Everybody's Thumbs Visible/alx
|Everybody's Thumbs Visible|
|Contributors||Christian Köppe, Michel Portier, René Bakker, Stijn Hoppenbrouwers|
|Last modification||June 6, 2017|
|Source||Köppe, Portier, Bakker, & Hoppenbrouwers (in press 2015)|
|Pattern formats||OPR Alexandrian|
Also Known As:
You’re asking a question during a lecture which allows two answers and want all students to choose one of them.
Asking for who chooses the first answer by raising their hands and who chooses the second answer by raising their hands nearly always has the effect that a third big group is left: the ones who didn’t raise their hands at all.
It is easy to hide in a group if no one really knows what and if you have voted at all for one of the answers. So students can be passive during such activity.
On the other hand, students sometimes are not sure about the answer and therefore do not vote, even though the main goal of the question is often not to count the correct answers but to make the students think about it.

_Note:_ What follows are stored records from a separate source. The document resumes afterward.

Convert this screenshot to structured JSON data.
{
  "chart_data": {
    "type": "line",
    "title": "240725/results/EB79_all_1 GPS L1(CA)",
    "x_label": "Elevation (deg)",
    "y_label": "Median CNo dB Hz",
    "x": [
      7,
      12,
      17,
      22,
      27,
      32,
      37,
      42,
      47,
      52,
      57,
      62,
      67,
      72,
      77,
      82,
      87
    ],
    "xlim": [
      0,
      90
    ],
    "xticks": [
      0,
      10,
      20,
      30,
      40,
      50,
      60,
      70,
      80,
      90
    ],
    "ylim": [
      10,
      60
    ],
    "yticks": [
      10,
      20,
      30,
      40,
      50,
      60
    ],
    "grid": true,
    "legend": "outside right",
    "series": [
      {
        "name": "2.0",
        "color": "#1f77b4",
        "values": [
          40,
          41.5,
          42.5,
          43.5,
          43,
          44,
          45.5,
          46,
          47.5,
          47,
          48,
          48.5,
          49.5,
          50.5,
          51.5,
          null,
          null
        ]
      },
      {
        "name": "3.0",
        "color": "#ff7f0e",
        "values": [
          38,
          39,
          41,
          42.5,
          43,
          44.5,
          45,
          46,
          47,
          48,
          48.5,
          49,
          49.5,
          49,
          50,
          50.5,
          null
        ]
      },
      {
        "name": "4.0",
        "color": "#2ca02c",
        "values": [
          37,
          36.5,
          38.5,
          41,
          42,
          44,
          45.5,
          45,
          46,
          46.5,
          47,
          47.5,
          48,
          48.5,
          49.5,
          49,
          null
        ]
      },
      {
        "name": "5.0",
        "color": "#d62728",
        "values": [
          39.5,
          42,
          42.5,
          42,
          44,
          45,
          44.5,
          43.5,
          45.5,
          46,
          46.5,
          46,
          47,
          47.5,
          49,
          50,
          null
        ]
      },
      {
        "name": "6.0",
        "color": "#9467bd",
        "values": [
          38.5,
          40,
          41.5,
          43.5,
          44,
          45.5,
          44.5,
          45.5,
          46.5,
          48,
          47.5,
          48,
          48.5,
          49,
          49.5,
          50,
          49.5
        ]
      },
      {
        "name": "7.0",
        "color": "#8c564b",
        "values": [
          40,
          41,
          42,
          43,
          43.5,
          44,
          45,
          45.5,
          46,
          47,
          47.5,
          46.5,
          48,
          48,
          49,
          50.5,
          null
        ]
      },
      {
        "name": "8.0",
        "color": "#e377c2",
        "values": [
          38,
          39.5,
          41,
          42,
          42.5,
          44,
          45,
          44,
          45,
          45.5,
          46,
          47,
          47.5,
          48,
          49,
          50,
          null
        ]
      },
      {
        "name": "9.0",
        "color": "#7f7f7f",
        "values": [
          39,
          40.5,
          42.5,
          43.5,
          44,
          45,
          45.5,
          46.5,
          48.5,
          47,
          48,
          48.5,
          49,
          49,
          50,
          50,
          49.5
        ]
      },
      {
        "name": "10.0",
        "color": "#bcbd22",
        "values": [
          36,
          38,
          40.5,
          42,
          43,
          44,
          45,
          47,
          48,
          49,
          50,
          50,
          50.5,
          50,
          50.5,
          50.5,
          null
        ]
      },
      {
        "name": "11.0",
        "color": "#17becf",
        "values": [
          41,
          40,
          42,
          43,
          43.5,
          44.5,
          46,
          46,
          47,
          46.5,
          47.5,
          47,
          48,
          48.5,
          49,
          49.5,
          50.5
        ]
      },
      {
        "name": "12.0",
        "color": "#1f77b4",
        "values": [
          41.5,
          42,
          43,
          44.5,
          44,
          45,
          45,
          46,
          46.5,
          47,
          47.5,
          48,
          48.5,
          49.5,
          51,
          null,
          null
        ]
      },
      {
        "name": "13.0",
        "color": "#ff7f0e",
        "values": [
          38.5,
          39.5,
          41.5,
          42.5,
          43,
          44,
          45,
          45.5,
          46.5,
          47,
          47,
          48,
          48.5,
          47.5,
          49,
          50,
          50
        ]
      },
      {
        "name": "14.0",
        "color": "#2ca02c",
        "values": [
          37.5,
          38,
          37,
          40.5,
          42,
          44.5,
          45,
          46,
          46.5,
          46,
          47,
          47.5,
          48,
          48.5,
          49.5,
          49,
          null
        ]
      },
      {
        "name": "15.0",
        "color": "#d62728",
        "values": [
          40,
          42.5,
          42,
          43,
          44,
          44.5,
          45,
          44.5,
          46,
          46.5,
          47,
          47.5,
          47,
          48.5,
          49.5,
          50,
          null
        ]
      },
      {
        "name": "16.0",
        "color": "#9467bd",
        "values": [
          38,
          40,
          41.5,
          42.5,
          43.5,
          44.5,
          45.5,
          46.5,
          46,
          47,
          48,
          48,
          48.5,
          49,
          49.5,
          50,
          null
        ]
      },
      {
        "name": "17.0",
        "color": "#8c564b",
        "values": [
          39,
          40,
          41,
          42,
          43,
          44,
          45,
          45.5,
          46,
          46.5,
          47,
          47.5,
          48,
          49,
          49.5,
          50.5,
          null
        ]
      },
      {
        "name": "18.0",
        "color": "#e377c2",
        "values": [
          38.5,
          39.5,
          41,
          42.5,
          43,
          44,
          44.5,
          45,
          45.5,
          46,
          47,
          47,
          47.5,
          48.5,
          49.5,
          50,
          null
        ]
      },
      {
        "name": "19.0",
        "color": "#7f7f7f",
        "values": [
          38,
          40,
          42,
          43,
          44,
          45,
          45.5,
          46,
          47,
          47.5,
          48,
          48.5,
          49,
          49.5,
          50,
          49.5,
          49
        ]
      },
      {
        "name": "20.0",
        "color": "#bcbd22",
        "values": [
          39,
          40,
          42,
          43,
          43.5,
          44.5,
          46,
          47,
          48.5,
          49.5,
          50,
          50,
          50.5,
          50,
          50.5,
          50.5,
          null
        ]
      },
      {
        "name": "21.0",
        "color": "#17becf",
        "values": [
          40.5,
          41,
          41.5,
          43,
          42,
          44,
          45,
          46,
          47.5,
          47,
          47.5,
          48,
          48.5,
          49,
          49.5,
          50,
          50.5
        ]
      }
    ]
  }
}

Therefore: Make the group of the first answer keep their thumbs up and the group of the second answer thumbs down. This way you see who has not decided on an answer and you can encourage them to do so or ask why they didn’t choose.
It should be clear which answer belongs to thumbs up and which to thumbs down. Drawing up and down arrows with a short hint on the answer on a visible board will help to remember this and also show the students what to do when they decided on their answer. Forcing the students to decide on one answer requires them to think about it more thoroughly.
One positive consequence is that in case you want to count the answers, you only have to count once and it is (often) easy to determine visually which choice was taken less often, so counting goes faster. If it’s not easy to determine the bigger group, then the likely result is that both groups are more or less equal.
Applying this pattern does not solve the problem issue that students who are not sure about the correct answer often follow the majority of the group. Address this by having students discussing their choice with their neighbor/s. This increases the chance that students who did vote without really knowing get an explanation for the vote of a peer student, which might help them to get a better understanding themselves.
It might be a bit turbulent when applying this pattern, as often the effect is that students start to discuss their choice with peers without being asked to do so. So one should try to applyin a quick manner and make clear upfront that the result of the vote will be discussed immediately after. Also one should not over-apply this pattern but only use it occasionally.
In a course on software design, I asked the students the question: does the application of software design patterns automatically lead to better designs? The goal of this question was to trigger a discussion about the advantages of patterns and they way they are applied best. When I asked for the yes-vote, a few students raised their hands. When asked for the no-vote, again a few students raised their hands. However, most of the students haven’t voted neither yes or no. So asked the question again, but this time required that the yes-voters use their thumbs upwards and leave them that way. The same went for the no-voters and it became obvious who hasn’t voted at all. I asked these students to think about a possible answer, based on their prior knowledge and reasons they could think of which support their decision. Afterwards, I asked randomly selected students why they had chosen for yes and no, and the given reasons formed the basis for a lively groups discussion.
- Köppe, C., Portier, M., Bakker, R., & Hoppenbrouwers, S. (in press 2015). Lecture Design Patterns: More Interactivity Improvement Patterns. In Proceedings of the 22nd Conference on Pattern Languages of Programs (PLoP 2015). New York:ACM.